The sorts of advances that we’re making here in Sheffield and also that people are making in several centres around the world, will mean that speech recognition becomes a reality for people with impaired speech in the future. We will be able to recognize their speech without needing much training because speech recognition aids will be able to simply adapt to people’s speech, which will be more convenient for people in the future.
Where can readers find more information?
http://www.catch.org.uk/
About Professor Mark Hawley
Mark Hawley is Professor of Health Services Research at the University of Sheffield, UK, where he leads the Rehabilitation and Assistive Technology Research Group. He is also Honorary Consultant Clinical Scientist at Barnsley Hospital, where his Assistive Technology Team provides specialist electronic assistive technology services within Yorkshire.

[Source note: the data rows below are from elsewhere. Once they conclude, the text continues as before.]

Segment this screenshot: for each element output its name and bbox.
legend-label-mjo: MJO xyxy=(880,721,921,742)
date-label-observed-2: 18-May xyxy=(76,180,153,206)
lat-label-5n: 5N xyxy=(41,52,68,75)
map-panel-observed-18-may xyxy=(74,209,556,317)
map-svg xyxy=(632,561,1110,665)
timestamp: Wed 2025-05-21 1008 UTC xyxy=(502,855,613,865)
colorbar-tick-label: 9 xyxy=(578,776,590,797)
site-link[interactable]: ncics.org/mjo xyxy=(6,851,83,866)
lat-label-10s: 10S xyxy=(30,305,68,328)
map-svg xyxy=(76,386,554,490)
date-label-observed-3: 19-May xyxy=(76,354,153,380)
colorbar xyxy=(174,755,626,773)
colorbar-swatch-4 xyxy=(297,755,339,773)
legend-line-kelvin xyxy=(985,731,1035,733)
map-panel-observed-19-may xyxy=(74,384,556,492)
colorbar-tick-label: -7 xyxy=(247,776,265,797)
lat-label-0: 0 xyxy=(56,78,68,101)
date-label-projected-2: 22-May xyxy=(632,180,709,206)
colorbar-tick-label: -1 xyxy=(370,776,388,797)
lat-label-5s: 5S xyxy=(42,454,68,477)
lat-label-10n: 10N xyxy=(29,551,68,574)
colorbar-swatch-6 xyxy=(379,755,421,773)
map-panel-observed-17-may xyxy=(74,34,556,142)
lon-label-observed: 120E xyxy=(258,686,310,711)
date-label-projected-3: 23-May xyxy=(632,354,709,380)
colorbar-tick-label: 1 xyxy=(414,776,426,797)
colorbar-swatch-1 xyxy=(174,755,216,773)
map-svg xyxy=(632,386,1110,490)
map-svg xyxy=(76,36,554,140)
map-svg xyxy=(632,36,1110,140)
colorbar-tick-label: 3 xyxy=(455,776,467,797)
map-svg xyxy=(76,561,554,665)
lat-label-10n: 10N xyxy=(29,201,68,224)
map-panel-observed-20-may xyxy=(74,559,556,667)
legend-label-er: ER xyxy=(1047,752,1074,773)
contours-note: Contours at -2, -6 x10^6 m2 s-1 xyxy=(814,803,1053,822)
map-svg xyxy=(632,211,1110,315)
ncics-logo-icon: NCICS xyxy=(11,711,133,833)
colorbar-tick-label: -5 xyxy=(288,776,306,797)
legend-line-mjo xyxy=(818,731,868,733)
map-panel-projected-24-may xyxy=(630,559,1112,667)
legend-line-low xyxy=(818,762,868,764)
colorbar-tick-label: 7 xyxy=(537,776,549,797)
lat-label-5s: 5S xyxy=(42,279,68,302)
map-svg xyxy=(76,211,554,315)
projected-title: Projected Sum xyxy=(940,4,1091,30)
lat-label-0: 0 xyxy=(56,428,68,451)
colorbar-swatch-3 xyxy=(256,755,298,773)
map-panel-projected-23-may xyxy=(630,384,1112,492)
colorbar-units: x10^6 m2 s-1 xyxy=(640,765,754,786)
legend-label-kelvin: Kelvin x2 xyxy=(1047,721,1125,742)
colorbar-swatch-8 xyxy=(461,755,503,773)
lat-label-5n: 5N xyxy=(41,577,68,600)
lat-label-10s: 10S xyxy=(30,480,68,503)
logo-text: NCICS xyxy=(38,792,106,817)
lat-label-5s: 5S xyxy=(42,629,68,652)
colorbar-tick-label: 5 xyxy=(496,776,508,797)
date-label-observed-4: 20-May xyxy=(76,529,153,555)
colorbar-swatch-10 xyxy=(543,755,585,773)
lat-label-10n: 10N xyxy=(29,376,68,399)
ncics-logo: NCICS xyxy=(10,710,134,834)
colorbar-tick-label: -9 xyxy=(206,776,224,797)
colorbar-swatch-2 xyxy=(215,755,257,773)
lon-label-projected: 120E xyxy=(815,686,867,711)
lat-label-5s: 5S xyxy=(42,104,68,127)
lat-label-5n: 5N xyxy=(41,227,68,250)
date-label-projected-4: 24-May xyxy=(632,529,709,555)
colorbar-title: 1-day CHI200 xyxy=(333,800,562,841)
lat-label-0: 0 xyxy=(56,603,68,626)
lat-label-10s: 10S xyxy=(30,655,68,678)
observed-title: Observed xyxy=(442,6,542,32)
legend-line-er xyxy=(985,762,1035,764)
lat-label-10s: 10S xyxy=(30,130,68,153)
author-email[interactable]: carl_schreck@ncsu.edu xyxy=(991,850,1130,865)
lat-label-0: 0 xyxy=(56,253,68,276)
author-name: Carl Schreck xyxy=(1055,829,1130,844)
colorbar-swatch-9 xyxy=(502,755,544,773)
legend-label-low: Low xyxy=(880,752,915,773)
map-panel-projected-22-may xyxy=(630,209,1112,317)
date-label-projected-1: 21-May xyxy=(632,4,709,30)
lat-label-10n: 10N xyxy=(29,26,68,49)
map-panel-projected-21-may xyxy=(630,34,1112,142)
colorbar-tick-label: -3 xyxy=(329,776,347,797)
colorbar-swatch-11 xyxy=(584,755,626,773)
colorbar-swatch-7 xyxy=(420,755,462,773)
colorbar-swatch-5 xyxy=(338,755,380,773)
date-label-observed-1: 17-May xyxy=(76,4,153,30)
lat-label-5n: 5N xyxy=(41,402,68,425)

Over the last 20 years, he has worked as a clinician and researcher – providing, researching, developing and evaluating assistive technology, telehealth and telecare products and services for disabled people, older people and people with long-term conditions.
Mark is Director of the Centre for Assistive Technology and Connected Healthcare (CATCH) at the university. He leads a number of projects funded by the National Institute for Health Research and Technology Strategy Board, and leads the Assistive Technology theme of the Devices for Dignity Healthcare Technology Cooperative. In 2007, he was awarded the Honorary Fellowship of The Royal College of Speech and Language Therapists for his service to speech therapy research.